04/15/2026 | News release | Distributed by Public on 04/15/2026 13:31
Après plus d'un mois de frappes et de contre-frappes dans la région du Golfe, le cessez-le-feu fragile entre les États-Unis et l'Iran se maintient. Dans ce contexte, la branche militaire du mouvement houthi au Yémen avait lancé, fin mars, des attaques contre Israël.
Les tensions liées à ce conflit et à d'autres crises régionales ont depuis longtemps des répercussions sur la sécurité maritime. Dans ce contexte, le Conseil de sécurité a adopté, il y a deux ans, dans le sillage de la guerre entre Israël et le Hamas, la résolution 2722 (2024), exigeant des Houthis qu'ils cessent leurs attaques contre les navires marchands et commerciaux en mer Rouge.
La semaine dernière, la Chine et la Russie ont opposé leur veto à un projet de résolution visant à dissuader toute tentative d'entrave à la navigation internationale dans le détroit d'Ormuz ou de menace à la sécurité maritime dans le détroit de Bab-el-Mandeb, situé entre le Yémen et la Corne de l'Afrique.
« Après une décennie de conflit, le Yémen dispose de très peu de marge pour absorber de nouveaux chocs », a déclaré Hans Grundberg, Envoyé spécial du Secrétaire général pour ce pays, rappelant son récent déplacement à Aden, capitale temporaire.

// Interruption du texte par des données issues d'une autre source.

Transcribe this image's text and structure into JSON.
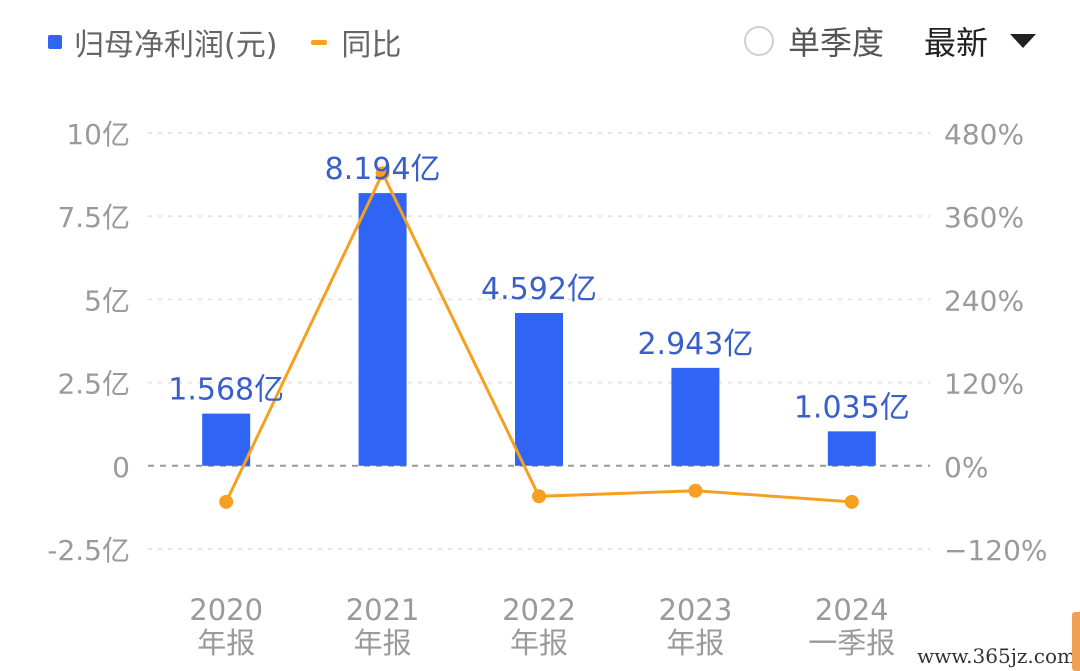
{
  "legend": {
    "bar_label": "归母净利润(元)",
    "line_label": "同比"
  },
  "controls": {
    "single_quarter_label": "单季度",
    "period_select_value": "最新"
  },
  "colors": {
    "bar": "#2f64f5",
    "line": "#f5a020",
    "bar_label": "#3a5fc8",
    "axis_text": "#9a9a9a",
    "grid": "#e6e6e6",
    "zero_line": "#999999"
  },
  "watermark": "www.365jz.com",
  "chart_data": {
    "type": "bar",
    "categories": [
      [
        "2020",
        "年报"
      ],
      [
        "2021",
        "年报"
      ],
      [
        "2022",
        "年报"
      ],
      [
        "2023",
        "年报"
      ],
      [
        "2024",
        "一季报"
      ]
    ],
    "series": [
      {
        "name": "归母净利润(元)",
        "type": "bar",
        "axis": "left",
        "values": [
          1.568,
          8.194,
          4.592,
          2.943,
          1.035
        ],
        "labels": [
          "1.568亿",
          "8.194亿",
          "4.592亿",
          "2.943亿",
          "1.035亿"
        ]
      },
      {
        "name": "同比",
        "type": "line",
        "axis": "right",
        "values": [
          -52,
          422,
          -44,
          -36,
          -52
        ]
      }
    ],
    "y_left": {
      "min": -2.5,
      "max": 10,
      "ticks": [
        10,
        7.5,
        5,
        2.5,
        0,
        -2.5
      ],
      "tick_labels": [
        "10亿",
        "7.5亿",
        "5亿",
        "2.5亿",
        "0",
        "-2.5亿"
      ]
    },
    "y_right": {
      "min": -120,
      "max": 480,
      "ticks": [
        480,
        360,
        240,
        120,
        0,
        -120
      ],
      "tick_labels": [
        "480%",
        "360%",
        "240%",
        "120%",
        "0%",
        "−120%"
      ]
    },
    "grid": true,
    "legend_position": "top-left"
  }
}
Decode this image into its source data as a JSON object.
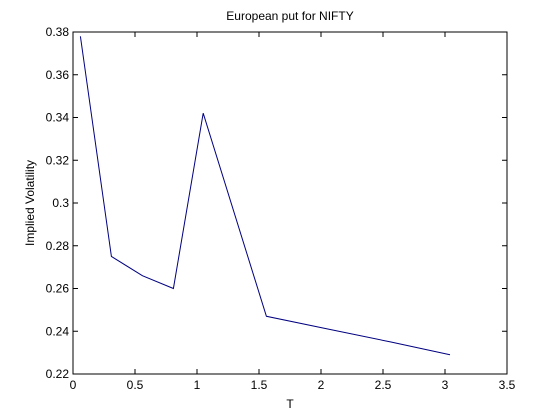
{
  "chart_data": {
    "type": "line",
    "title": "European put for NIFTY",
    "xlabel": "T",
    "ylabel": "Implied Volatility",
    "xlim": [
      0,
      3.5
    ],
    "ylim": [
      0.22,
      0.38
    ],
    "xticks": [
      0,
      0.5,
      1,
      1.5,
      2,
      2.5,
      3,
      3.5
    ],
    "xtick_labels": [
      "0",
      "0.5",
      "1",
      "1.5",
      "2",
      "2.5",
      "3",
      "3.5"
    ],
    "yticks": [
      0.22,
      0.24,
      0.26,
      0.28,
      0.3,
      0.32,
      0.34,
      0.36,
      0.38
    ],
    "ytick_labels": [
      "0.22",
      "0.24",
      "0.26",
      "0.28",
      "0.3",
      "0.32",
      "0.34",
      "0.36",
      "0.38"
    ],
    "grid": false,
    "series": [
      {
        "color": "#000080",
        "x": [
          0.06,
          0.31,
          0.56,
          0.81,
          1.05,
          1.56,
          2.06,
          2.56,
          3.04
        ],
        "y": [
          0.378,
          0.275,
          0.266,
          0.26,
          0.342,
          0.247,
          0.241,
          0.235,
          0.229
        ]
      }
    ]
  }
}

Les Yéménites font depuis longtemps face à des services publics insuffisants, à des retards de salaires et à une hausse des prix, a-t-il noté.

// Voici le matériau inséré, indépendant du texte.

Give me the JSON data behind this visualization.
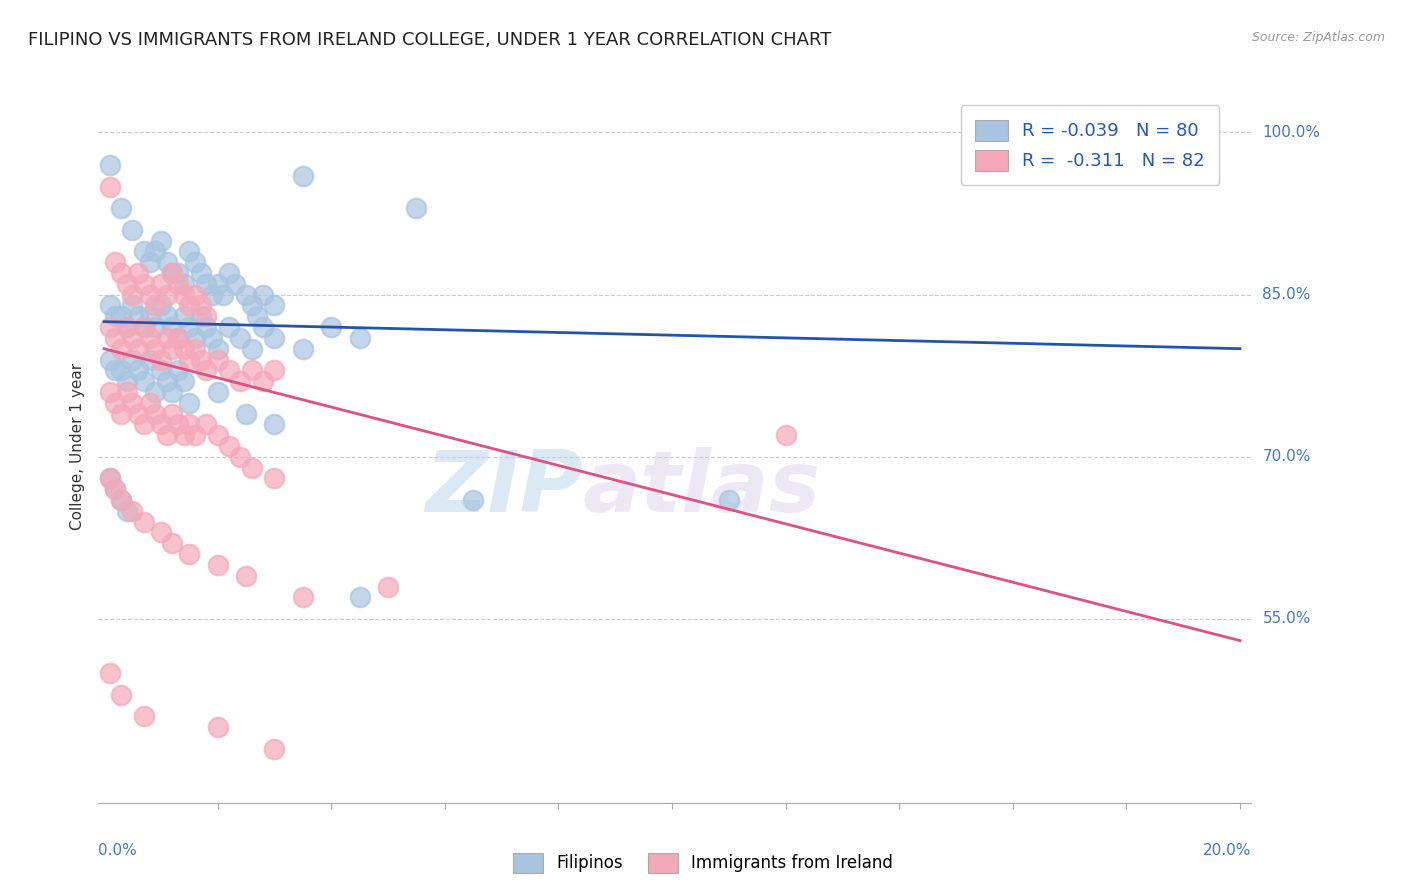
{
  "title": "FILIPINO VS IMMIGRANTS FROM IRELAND COLLEGE, UNDER 1 YEAR CORRELATION CHART",
  "source": "Source: ZipAtlas.com",
  "ylabel": "College, Under 1 year",
  "ylabel_right_ticks": [
    "100.0%",
    "85.0%",
    "70.0%",
    "55.0%"
  ],
  "ylabel_right_vals": [
    1.0,
    0.85,
    0.7,
    0.55
  ],
  "watermark_zip": "ZIP",
  "watermark_atlas": "atlas",
  "legend_blue_label": "Filipinos",
  "legend_pink_label": "Immigrants from Ireland",
  "R_blue": -0.039,
  "N_blue": 80,
  "R_pink": -0.311,
  "N_pink": 82,
  "blue_color": "#a8c4e0",
  "pink_color": "#f4a8b8",
  "line_blue": "#2255aa",
  "line_pink": "#e05080",
  "blue_scatter": [
    [
      0.001,
      0.97
    ],
    [
      0.003,
      0.93
    ],
    [
      0.005,
      0.91
    ],
    [
      0.007,
      0.89
    ],
    [
      0.008,
      0.88
    ],
    [
      0.009,
      0.89
    ],
    [
      0.01,
      0.9
    ],
    [
      0.011,
      0.88
    ],
    [
      0.012,
      0.87
    ],
    [
      0.013,
      0.87
    ],
    [
      0.014,
      0.86
    ],
    [
      0.015,
      0.89
    ],
    [
      0.016,
      0.88
    ],
    [
      0.017,
      0.87
    ],
    [
      0.018,
      0.86
    ],
    [
      0.019,
      0.85
    ],
    [
      0.02,
      0.86
    ],
    [
      0.021,
      0.85
    ],
    [
      0.022,
      0.87
    ],
    [
      0.023,
      0.86
    ],
    [
      0.025,
      0.85
    ],
    [
      0.026,
      0.84
    ],
    [
      0.027,
      0.83
    ],
    [
      0.028,
      0.85
    ],
    [
      0.03,
      0.84
    ],
    [
      0.001,
      0.84
    ],
    [
      0.002,
      0.83
    ],
    [
      0.003,
      0.83
    ],
    [
      0.004,
      0.82
    ],
    [
      0.005,
      0.84
    ],
    [
      0.006,
      0.83
    ],
    [
      0.007,
      0.82
    ],
    [
      0.008,
      0.83
    ],
    [
      0.009,
      0.82
    ],
    [
      0.01,
      0.84
    ],
    [
      0.011,
      0.83
    ],
    [
      0.012,
      0.82
    ],
    [
      0.013,
      0.81
    ],
    [
      0.014,
      0.83
    ],
    [
      0.015,
      0.82
    ],
    [
      0.016,
      0.81
    ],
    [
      0.017,
      0.83
    ],
    [
      0.018,
      0.82
    ],
    [
      0.019,
      0.81
    ],
    [
      0.02,
      0.8
    ],
    [
      0.022,
      0.82
    ],
    [
      0.024,
      0.81
    ],
    [
      0.026,
      0.8
    ],
    [
      0.028,
      0.82
    ],
    [
      0.03,
      0.81
    ],
    [
      0.035,
      0.8
    ],
    [
      0.04,
      0.82
    ],
    [
      0.045,
      0.81
    ],
    [
      0.001,
      0.79
    ],
    [
      0.002,
      0.78
    ],
    [
      0.003,
      0.78
    ],
    [
      0.004,
      0.77
    ],
    [
      0.005,
      0.79
    ],
    [
      0.006,
      0.78
    ],
    [
      0.007,
      0.77
    ],
    [
      0.008,
      0.79
    ],
    [
      0.009,
      0.76
    ],
    [
      0.01,
      0.78
    ],
    [
      0.011,
      0.77
    ],
    [
      0.012,
      0.76
    ],
    [
      0.013,
      0.78
    ],
    [
      0.014,
      0.77
    ],
    [
      0.015,
      0.75
    ],
    [
      0.02,
      0.76
    ],
    [
      0.025,
      0.74
    ],
    [
      0.03,
      0.73
    ],
    [
      0.065,
      0.66
    ],
    [
      0.001,
      0.68
    ],
    [
      0.002,
      0.67
    ],
    [
      0.003,
      0.66
    ],
    [
      0.004,
      0.65
    ],
    [
      0.11,
      0.66
    ],
    [
      0.045,
      0.57
    ],
    [
      0.055,
      0.93
    ],
    [
      0.035,
      0.96
    ]
  ],
  "pink_scatter": [
    [
      0.001,
      0.95
    ],
    [
      0.002,
      0.88
    ],
    [
      0.003,
      0.87
    ],
    [
      0.004,
      0.86
    ],
    [
      0.005,
      0.85
    ],
    [
      0.006,
      0.87
    ],
    [
      0.007,
      0.86
    ],
    [
      0.008,
      0.85
    ],
    [
      0.009,
      0.84
    ],
    [
      0.01,
      0.86
    ],
    [
      0.011,
      0.85
    ],
    [
      0.012,
      0.87
    ],
    [
      0.013,
      0.86
    ],
    [
      0.014,
      0.85
    ],
    [
      0.015,
      0.84
    ],
    [
      0.016,
      0.85
    ],
    [
      0.017,
      0.84
    ],
    [
      0.018,
      0.83
    ],
    [
      0.001,
      0.82
    ],
    [
      0.002,
      0.81
    ],
    [
      0.003,
      0.8
    ],
    [
      0.004,
      0.82
    ],
    [
      0.005,
      0.81
    ],
    [
      0.006,
      0.8
    ],
    [
      0.007,
      0.82
    ],
    [
      0.008,
      0.81
    ],
    [
      0.009,
      0.8
    ],
    [
      0.01,
      0.79
    ],
    [
      0.011,
      0.81
    ],
    [
      0.012,
      0.8
    ],
    [
      0.013,
      0.81
    ],
    [
      0.014,
      0.8
    ],
    [
      0.015,
      0.79
    ],
    [
      0.016,
      0.8
    ],
    [
      0.017,
      0.79
    ],
    [
      0.018,
      0.78
    ],
    [
      0.02,
      0.79
    ],
    [
      0.022,
      0.78
    ],
    [
      0.024,
      0.77
    ],
    [
      0.026,
      0.78
    ],
    [
      0.028,
      0.77
    ],
    [
      0.03,
      0.78
    ],
    [
      0.001,
      0.76
    ],
    [
      0.002,
      0.75
    ],
    [
      0.003,
      0.74
    ],
    [
      0.004,
      0.76
    ],
    [
      0.005,
      0.75
    ],
    [
      0.006,
      0.74
    ],
    [
      0.007,
      0.73
    ],
    [
      0.008,
      0.75
    ],
    [
      0.009,
      0.74
    ],
    [
      0.01,
      0.73
    ],
    [
      0.011,
      0.72
    ],
    [
      0.012,
      0.74
    ],
    [
      0.013,
      0.73
    ],
    [
      0.014,
      0.72
    ],
    [
      0.015,
      0.73
    ],
    [
      0.016,
      0.72
    ],
    [
      0.018,
      0.73
    ],
    [
      0.02,
      0.72
    ],
    [
      0.022,
      0.71
    ],
    [
      0.024,
      0.7
    ],
    [
      0.026,
      0.69
    ],
    [
      0.03,
      0.68
    ],
    [
      0.001,
      0.68
    ],
    [
      0.002,
      0.67
    ],
    [
      0.003,
      0.66
    ],
    [
      0.005,
      0.65
    ],
    [
      0.007,
      0.64
    ],
    [
      0.01,
      0.63
    ],
    [
      0.012,
      0.62
    ],
    [
      0.015,
      0.61
    ],
    [
      0.02,
      0.6
    ],
    [
      0.025,
      0.59
    ],
    [
      0.035,
      0.57
    ],
    [
      0.05,
      0.58
    ],
    [
      0.12,
      0.72
    ],
    [
      0.001,
      0.5
    ],
    [
      0.003,
      0.48
    ],
    [
      0.007,
      0.46
    ],
    [
      0.02,
      0.45
    ],
    [
      0.03,
      0.43
    ]
  ],
  "blue_line_x": [
    0.0,
    0.2
  ],
  "blue_line_y": [
    0.825,
    0.8
  ],
  "pink_line_x": [
    0.0,
    0.2
  ],
  "pink_line_y": [
    0.8,
    0.53
  ],
  "xlim": [
    -0.001,
    0.202
  ],
  "ylim": [
    0.38,
    1.04
  ],
  "title_fontsize": 13,
  "source_fontsize": 9,
  "grid_yticks": [
    1.0,
    0.85,
    0.7,
    0.55
  ],
  "xtick_minor_vals": [
    0.02,
    0.04,
    0.06,
    0.08,
    0.1,
    0.12,
    0.14,
    0.16,
    0.18,
    0.2
  ]
}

Ils doivent désormais composer avec une augmentation encore plus marquée des coûts du carburant et des denrées alimentaires, provoquée par le conflit dans la région.
Ces nouvelles pressions s'ajoutent à des difficultés déjà existantes, a-t-il poursuivi, citant l'entrave aux exportations gouvernementales, la division de la banque centrale et la « militarisation plus large de la vie économique qui, depuis trop longtemps, font payer aux Yéménites ordinaires le prix de décisions prises au-dessus de leur tête ».
Malgré la désescalade générale observée depuis la trêve de 2022, il a souligné que « ce calme relatif ne peut être tenu pour acquis ». L'Envoyé spécial a insisté pour que l'instabilité ne compromette pas l'avenir des Yéménites et a appelé à poursuivre un processus politique inclusif.
Edem Wosornu, Directrice de la Division de la coordination des réponses aux crises au Bureau de la coordination des affaires humanitaires des Nations Unies (OCHA), a fait écho aux préoccupations de M. Grundberg, soulignant que 22 millions de Yéménites - un nombre en augmentation - ont besoin d'une aide humanitaire.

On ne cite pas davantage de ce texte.